Abstract

AbstractA popular explanation for the emergence of right‐wing populism is that perceived threats toward migrants triggered a wave of anti‐migrant sentiment. This kind of insecurity narrative paints ethnocentrism as a reaction to ongoing events rather than an entrenched belief that coexists with related right‐wing ideologies. A mediation model was constructed with an anti‐migrant sentiment as the outcome, a sense of insecurity as the mediator and a composite of right‐wing ideologies as predictors. Study 1 was conducted with 220 Americans and 231 Germans a few months after the Paris terrorist attack. Study 2, a preregistered replication, was conducted two years later on 151 British as well as 183 Spanish participants where both countries saw a recent terrorist attack on their own soil. A replicated finding across the four samples rejected insecurity as a mediator. In all samples, the indirect pathways showed the same weakness—while conservatives were risk averse, their sense of insecurity was not a linchpin to anti‐migrant sentiment.
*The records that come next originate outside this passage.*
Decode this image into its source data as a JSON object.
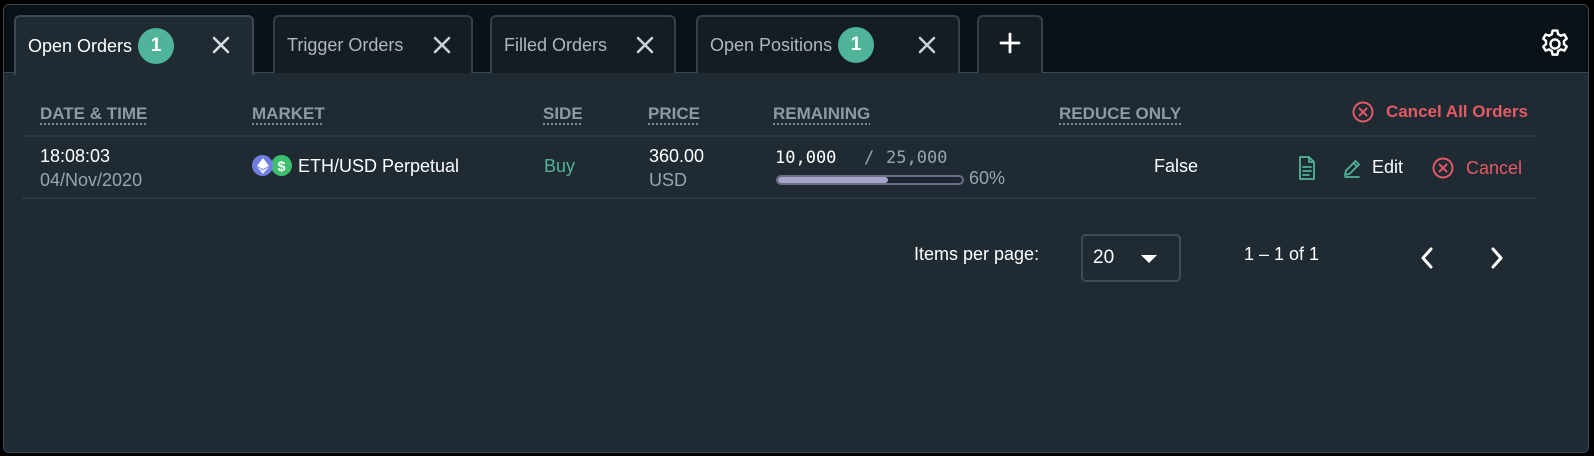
{
  "tabs": [
    {
      "label": "Open Orders",
      "badge": "1"
    },
    {
      "label": "Trigger Orders"
    },
    {
      "label": "Filled Orders"
    },
    {
      "label": "Open Positions",
      "badge": "1"
    }
  ],
  "table": {
    "headers": {
      "datetime": "DATE & TIME",
      "market": "MARKET",
      "side": "SIDE",
      "price": "PRICE",
      "remaining": "REMAINING",
      "reduce_only": "REDUCE ONLY"
    },
    "cancel_all_label": "Cancel All Orders",
    "rows": [
      {
        "time": "18:08:03",
        "date": "04/Nov/2020",
        "market": "ETH/USD Perpetual",
        "side": "Buy",
        "price": "360.00",
        "price_unit": "USD",
        "remaining": "10,000",
        "remaining_sep": "/",
        "total": "25,000",
        "remaining_fraction": 0.6,
        "percent": "60%",
        "reduce_only": "False",
        "edit_label": "Edit",
        "cancel_label": "Cancel"
      }
    ]
  },
  "pagination": {
    "items_per_page_label": "Items per page:",
    "items_per_page_value": "20",
    "range_label": "1 – 1 of 1"
  },
  "colors": {
    "accent_green": "#4fb49a",
    "danger_red": "#e45b66",
    "panel_bg": "#1f2a33"
  },
  "icons": {
    "tab_close": "close-icon",
    "add_tab": "plus-icon",
    "settings": "gear-icon",
    "cancel_all": "circle-x-icon",
    "market_coins": [
      "ethereum-icon",
      "usd-coin-icon"
    ],
    "details": "document-icon",
    "edit": "pencil-icon",
    "cancel": "circle-x-icon",
    "prev_page": "chevron-left-icon",
    "next_page": "chevron-right-icon"
  }
}
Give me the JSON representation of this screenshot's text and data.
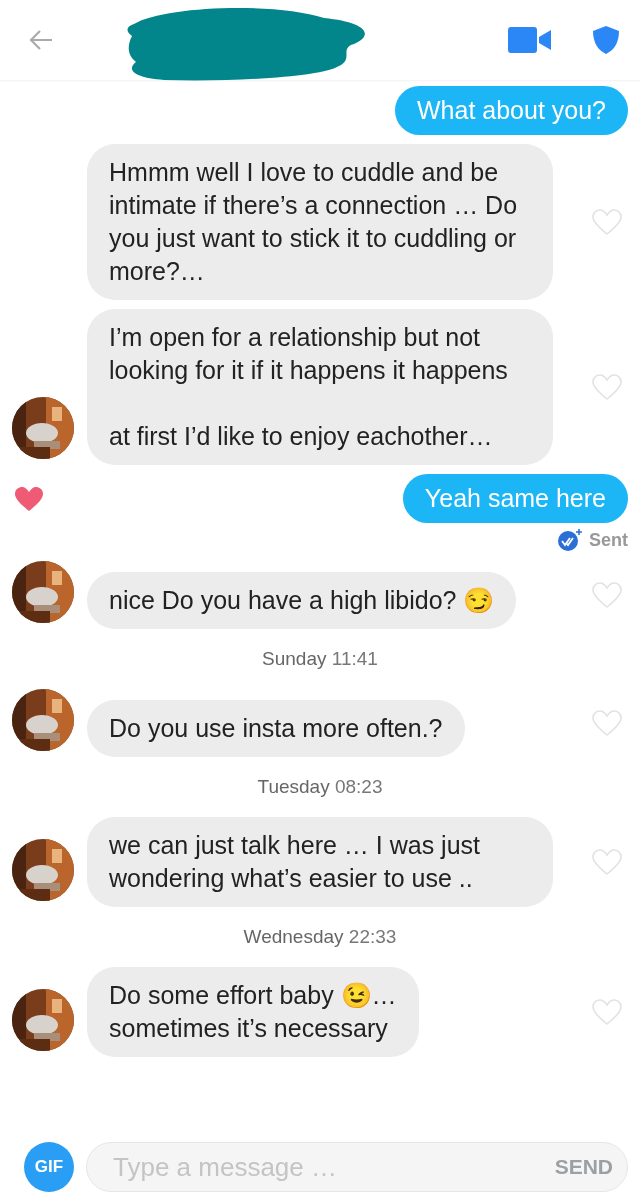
{
  "messages": [
    {
      "kind": "outgoing",
      "text": "What about you?",
      "liked": false
    },
    {
      "kind": "incoming",
      "text": "Hmmm well I love to cuddle and be intimate if there’s a connection … Do you just want to stick it to cuddling or more?…",
      "avatar": false,
      "liked": false
    },
    {
      "kind": "incoming",
      "text": "I’m open for a relationship but not looking for it if it happens it happens\n\nat first I’d like to enjoy eachother…",
      "avatar": true,
      "liked": false
    },
    {
      "kind": "outgoing",
      "text": "Yeah same here",
      "liked": true,
      "status": "Sent"
    },
    {
      "kind": "incoming",
      "text": "nice Do you have a high libido? 😏",
      "avatar": true,
      "liked": false
    },
    {
      "kind": "timestamp",
      "day": "Sunday",
      "time": "11:41"
    },
    {
      "kind": "incoming",
      "text": "Do you use insta more often.?",
      "avatar": true,
      "liked": false
    },
    {
      "kind": "timestamp",
      "day": "Tuesday",
      "time": "08:23"
    },
    {
      "kind": "incoming",
      "text": "we can just talk here … I was just wondering what’s easier to use ..",
      "avatar": true,
      "liked": false
    },
    {
      "kind": "timestamp",
      "day": "Wednesday",
      "time": "22:33"
    },
    {
      "kind": "incoming",
      "text": "Do some effort baby 😉…\nsometimes it’s necessary",
      "avatar": true,
      "liked": false
    }
  ],
  "composer": {
    "gif_label": "GIF",
    "placeholder": "Type a message …",
    "send_label": "SEND"
  }
}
The significant direct pathways confirmed the integrity of the conservative belief system where anti‐migrant sentiment was best explained by related componential beliefs, such as right‐wing authoritarianism, nationalism, and neoliberalism. Concerns about terror threats and migrant crises seem to have been hijacked to sugarcoat the ideological nature of ethnocentrism, at least under the present threat scenarios. Suggestions are made to further examine the insecurity narrative in the future.